Cunha define regras e prazos para votação do impeachment

O presidente da Câmara, Eduardo Cunha (PMDB-RJ), definiu prazos e regras para conduzir um eventual processo de impeachment da presidente Dilma Rousseff. A manifestação é uma resposta à questão de ordem apresentada na semana passada na Câmara por partidos de oposição que querem afastar a petista.

Na resposta, Cunha lista exigências mínimas para que admita denúncia de crime de responsabilidade. Há questões formais, como necessidade de firma reconhecida e apresentação de provas, além de indicação de testemunhas, “em número mínimo de cinco, caso necessário”. Além disso, ele ressalta que o juízo inicial de admissibilidade requer “questões substanciais, notadamente a tipicidade das condutas imputadas e a existência de indícios mínimos de autoria e materialidade”.

“Trata-se apenas de garantir que um procedimento extremamente gravoso do ponto de vista institucional não seja instaurado sem a observância de todos os requisitos exigidos pelo direito”, afirma Cunha.

O presidente da Câmara também diz que “admitiu que parlamentar interpusesse recurso contra o indeferimento de denúncia por crime de responsabilidade apresentada por cidadão. Esta sistemática será mantida”. A resposta vem alinhada à estratégia desenhada pela oposição em reunião na casa do peemedebista logo após a volta do recesso parlamentar.

O mais provável, dizem aliados de Cunha e defensores do impeachment, é que o presidente da Câmara rejeite o pedido para não se envolver diretamente com a abertura de um processo de impedimento, o que aumentaria ainda mais seu desgaste com o Planalto. Diante do indeferimento, oposicionistas apresentariam um recurso ao plenário. Para aprová-lo, basta ter maioria simples, ou seja, 50% mais um dos parlamentares presentes. Cunha estabeleceu o prazo de cinco sessões para que o recurso seja apresentado, em caso de indeferimento.
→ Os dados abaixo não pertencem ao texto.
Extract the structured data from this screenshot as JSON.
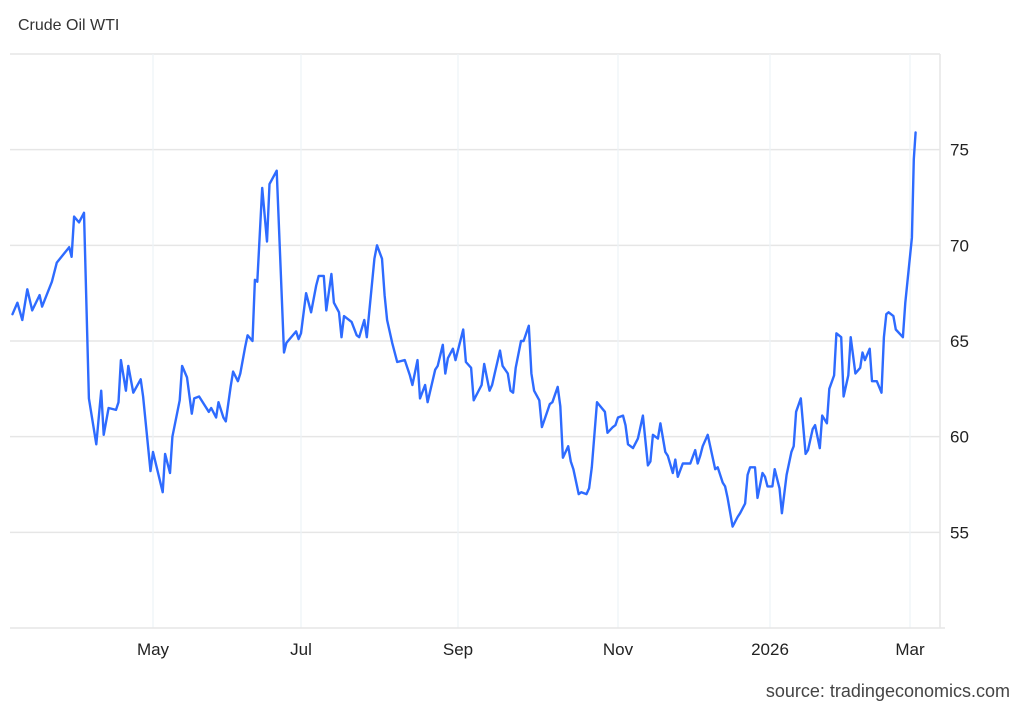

Como havia dito no início da semana, Eduardo Cunha não respondeu, no manifesto, questões de mérito, adiando assim a divulgação de sua posição a respeito da possibilidade de atos praticados no mandato anterior poderem ensejar um pedido de impedimento no governo atual. “Deixo de receber a primeira questão por não envolver “dúvida sobre a interpretação do regimento na sua prática exclusiva ou relacionada com a Constituição Federal”, respondeu Cunha.

“A indagação sobre a possibilidade de responsabilização do presidente da República reeleito por atos praticados no curso do primeiro mandato, no exercício das funções presidenciais, não se reduz a uma questão de procedimento ou interpretação de norma regimental. Trata-se, de fato, do cerne da decisão adotada pelo plenário, a partir do trabalho da comissão especial”, diz o presidente na resposta.

A oposição queria pressionar Cunha a tomar uma posição em relação à possibilidade de se usar as chamadas “pedaladas fiscais” para justificar o processo de impeachment. A manobra que resultou em atrasos na transferência de recursos do Tesouro Nacional para a Caixa realizar o pagamento de benefícios sociais é um dos pilares de sustentação do pedido de impedimento apresentado a Cunha pelos juristas Hélio Bicudo e Miguel Reale Júnior.

Cunha também não respondeu questionamento sobre eventual renúncia da presidente. “A presidência (da Câmara) enfrentará esse ponto apenas se necessário”, afirma.

O presidente entende também que a presidente só fica suspensa de suas funções após a instauração do processo pelo Senado e não a partir do “decreto de acusação” da Câmara.

Comissão
Se o plenário da Câmara acolher o pedido de abertura de processo de impeachment, é formada uma comissão especial para emitir parecer. A presidente tem dez sessões para se manifestar. Após a manifestação, a comissão tem cinco sessões para proferir o parecer.

A comissão é formada por 66 titulares e igual número de suplentes de todos os partidos com representação na Casa. Os membros são indicados pelos líderes das bancadas, mas têm de ser aprovados em plenário. O presidente, os três vice-presidentes e o relator são eleitos pelos integrantes do colegiado.

Plenário
A discussão do parecer da comissão especial em plenário acontecerá em turno único. Será facultada à presidente o uso da palavra em plenário para que se defenda. A defesa pode ser feita por seu advogado.

O parecer é submetido a votação nominal pelo processo de chamada dos deputados, sem encaminhamento da votação ou questões de ordem. Para que a acusação seja admitida são necessários votos de 2/3 dos membros da Casa, ou seja, 342 votos.

Se o parecer da comissão especial for pelo indeferimento da abertura do processo, apenas a rejeição por 342 votos ou mais resulta em autorização para processar a presidente da República.